Chapter 3. Upgrade a Red Hat Ceph Storage cluster using cephadm

As a storage administrator, you can use the cephadm Orchestrator to upgrade Red Hat Ceph Storage 5.0 and later.

The automated upgrade process follows Ceph best practices. For example:

  • The upgrade order starts with Ceph Managers, Ceph Monitors, then other daemons.
  • Each daemon is restarted only after Ceph indicates that the cluster will remain available.

The storage cluster health status is likely to switch to HEALTH_WARNING during the upgrade. When the upgrade is complete, the health status should switch back to HEALTH_OK.

Upgrading directly from Red Hat Ceph Storage 5 to Red Hat Ceph Storage 7 is supported.

Warning

Upgrading to Red Hat Ceph Storage 5.2 on Ceph Object Gateway storage clusters (single-site or multi-site) is supported but you must set the ceph config set mgr mgr/cephadm/no_five_one_rgw true --force option prior to upgrading your storage cluster.

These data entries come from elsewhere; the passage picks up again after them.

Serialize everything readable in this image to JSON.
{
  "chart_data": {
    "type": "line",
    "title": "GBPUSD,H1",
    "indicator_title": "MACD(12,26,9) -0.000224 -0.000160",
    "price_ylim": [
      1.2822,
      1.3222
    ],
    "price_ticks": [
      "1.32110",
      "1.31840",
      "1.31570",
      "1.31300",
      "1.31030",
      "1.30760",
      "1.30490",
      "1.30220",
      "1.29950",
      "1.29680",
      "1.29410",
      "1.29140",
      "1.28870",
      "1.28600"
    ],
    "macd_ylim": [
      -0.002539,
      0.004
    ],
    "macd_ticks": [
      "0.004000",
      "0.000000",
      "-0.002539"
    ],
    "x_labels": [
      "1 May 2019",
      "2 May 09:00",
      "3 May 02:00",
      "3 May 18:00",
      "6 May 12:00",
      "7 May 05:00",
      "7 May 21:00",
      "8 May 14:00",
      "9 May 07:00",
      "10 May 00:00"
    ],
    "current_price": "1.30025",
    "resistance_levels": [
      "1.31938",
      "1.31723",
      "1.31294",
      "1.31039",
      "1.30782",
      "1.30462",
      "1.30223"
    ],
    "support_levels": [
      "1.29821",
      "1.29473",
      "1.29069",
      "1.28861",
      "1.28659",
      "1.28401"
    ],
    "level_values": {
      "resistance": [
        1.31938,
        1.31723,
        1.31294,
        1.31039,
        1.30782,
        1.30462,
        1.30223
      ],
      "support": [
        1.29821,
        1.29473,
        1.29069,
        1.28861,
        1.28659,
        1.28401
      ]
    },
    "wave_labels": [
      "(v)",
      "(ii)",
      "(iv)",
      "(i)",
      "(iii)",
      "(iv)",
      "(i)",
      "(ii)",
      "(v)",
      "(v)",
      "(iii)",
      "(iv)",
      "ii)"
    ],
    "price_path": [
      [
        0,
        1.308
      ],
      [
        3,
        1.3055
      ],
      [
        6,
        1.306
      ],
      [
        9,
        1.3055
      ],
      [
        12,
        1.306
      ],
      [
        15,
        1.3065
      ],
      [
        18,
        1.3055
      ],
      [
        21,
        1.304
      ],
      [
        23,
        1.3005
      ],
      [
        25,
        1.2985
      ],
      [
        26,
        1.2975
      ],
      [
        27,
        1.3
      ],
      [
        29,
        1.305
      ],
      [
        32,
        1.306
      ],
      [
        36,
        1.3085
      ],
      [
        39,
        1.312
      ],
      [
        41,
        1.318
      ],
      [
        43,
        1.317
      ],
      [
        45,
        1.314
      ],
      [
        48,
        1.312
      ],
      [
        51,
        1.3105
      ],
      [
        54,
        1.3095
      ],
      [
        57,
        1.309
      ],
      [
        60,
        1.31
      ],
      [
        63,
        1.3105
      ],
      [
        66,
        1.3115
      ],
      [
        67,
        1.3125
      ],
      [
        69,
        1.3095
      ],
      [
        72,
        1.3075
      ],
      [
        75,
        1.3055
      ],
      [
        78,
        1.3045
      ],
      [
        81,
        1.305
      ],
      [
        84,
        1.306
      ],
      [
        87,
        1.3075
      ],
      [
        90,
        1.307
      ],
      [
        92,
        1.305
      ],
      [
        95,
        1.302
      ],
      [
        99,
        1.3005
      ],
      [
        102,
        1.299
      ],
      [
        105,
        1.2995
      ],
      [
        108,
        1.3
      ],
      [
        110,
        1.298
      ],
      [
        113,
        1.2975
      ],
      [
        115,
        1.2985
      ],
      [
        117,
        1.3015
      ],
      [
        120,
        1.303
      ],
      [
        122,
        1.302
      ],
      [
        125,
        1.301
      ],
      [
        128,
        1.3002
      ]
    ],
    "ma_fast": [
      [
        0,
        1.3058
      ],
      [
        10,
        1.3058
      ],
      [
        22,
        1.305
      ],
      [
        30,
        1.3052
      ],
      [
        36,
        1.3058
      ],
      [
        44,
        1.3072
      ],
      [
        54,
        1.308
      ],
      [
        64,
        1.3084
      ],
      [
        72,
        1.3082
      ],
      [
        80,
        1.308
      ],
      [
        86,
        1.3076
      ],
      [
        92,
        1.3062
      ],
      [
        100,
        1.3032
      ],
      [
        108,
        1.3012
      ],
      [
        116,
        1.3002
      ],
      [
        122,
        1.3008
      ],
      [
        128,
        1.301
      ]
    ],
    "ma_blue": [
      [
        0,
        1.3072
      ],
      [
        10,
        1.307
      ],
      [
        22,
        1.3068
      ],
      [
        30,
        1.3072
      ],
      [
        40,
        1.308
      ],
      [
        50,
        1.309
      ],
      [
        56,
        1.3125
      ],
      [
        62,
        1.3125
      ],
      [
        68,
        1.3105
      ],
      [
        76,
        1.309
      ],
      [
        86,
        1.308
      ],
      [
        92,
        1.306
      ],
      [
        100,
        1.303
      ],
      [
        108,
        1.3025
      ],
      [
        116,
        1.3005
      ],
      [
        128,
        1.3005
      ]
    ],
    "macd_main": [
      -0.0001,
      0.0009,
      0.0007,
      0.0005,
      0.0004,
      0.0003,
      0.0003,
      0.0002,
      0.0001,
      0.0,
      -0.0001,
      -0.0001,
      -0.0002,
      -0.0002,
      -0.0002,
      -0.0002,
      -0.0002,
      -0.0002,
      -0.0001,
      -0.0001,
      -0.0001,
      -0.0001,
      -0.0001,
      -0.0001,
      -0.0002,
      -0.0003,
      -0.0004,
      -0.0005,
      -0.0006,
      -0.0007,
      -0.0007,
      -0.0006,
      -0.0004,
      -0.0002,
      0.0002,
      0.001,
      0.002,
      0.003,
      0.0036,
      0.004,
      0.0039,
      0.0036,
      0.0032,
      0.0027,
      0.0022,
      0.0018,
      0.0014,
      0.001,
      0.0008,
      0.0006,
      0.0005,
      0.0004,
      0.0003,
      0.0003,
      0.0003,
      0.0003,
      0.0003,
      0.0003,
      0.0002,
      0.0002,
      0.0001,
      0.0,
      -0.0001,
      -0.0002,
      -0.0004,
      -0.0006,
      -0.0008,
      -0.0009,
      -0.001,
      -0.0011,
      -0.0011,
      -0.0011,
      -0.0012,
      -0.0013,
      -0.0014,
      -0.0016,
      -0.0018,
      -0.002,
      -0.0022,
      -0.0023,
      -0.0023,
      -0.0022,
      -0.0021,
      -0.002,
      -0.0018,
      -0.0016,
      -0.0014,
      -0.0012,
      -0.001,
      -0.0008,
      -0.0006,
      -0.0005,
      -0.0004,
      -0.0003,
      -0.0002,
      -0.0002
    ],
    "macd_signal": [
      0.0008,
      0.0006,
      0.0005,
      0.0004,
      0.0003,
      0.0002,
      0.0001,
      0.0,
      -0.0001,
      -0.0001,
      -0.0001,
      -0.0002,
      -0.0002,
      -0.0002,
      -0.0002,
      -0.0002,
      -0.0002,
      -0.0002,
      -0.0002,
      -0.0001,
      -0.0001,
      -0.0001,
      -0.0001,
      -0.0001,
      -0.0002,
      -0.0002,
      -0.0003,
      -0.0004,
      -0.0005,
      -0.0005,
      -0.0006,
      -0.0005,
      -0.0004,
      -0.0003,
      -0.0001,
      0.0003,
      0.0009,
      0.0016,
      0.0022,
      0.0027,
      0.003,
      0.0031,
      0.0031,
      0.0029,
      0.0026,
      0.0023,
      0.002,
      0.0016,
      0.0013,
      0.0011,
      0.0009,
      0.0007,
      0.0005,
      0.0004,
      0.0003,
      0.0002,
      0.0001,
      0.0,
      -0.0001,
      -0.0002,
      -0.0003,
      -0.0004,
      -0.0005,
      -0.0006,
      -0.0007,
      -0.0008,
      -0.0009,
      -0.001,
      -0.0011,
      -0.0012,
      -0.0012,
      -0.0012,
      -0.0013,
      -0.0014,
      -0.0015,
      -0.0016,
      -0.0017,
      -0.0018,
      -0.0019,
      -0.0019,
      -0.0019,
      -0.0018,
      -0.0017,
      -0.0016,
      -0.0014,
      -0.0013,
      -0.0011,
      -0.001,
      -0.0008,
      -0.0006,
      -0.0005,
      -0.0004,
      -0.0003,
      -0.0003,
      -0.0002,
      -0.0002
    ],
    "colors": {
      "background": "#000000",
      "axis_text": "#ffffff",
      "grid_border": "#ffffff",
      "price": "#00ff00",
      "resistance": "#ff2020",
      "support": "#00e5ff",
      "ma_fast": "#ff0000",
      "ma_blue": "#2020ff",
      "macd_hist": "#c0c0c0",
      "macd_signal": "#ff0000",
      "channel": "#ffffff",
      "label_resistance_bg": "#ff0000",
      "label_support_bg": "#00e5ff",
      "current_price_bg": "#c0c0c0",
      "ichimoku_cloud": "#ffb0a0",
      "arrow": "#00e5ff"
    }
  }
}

For more information, see the knowledge base article Support Restrictions for upgrades for RADOS Gateway (RGW) on Red Hat Red Hat Ceph Storage 5.2 and Known issues section in the Red Hat Ceph Storage 5.2 Release Notes.

Note

ceph-ansible is currently not supported with Red Hat Ceph Storage 5. This means that once you have migrated your storage cluster to Red Hat Ceph Storage 5, you must use cephadm and cephadm-ansible to perform subsequent updates.

Important

Red Hat Enterprise Linux 9 and later does not support the cephadm-ansible playbook.

Note

You do not get a message once the upgrade is successful. Run ceph versions and ceph orch ps commands to verify the new image ID and the version of the storage cluster.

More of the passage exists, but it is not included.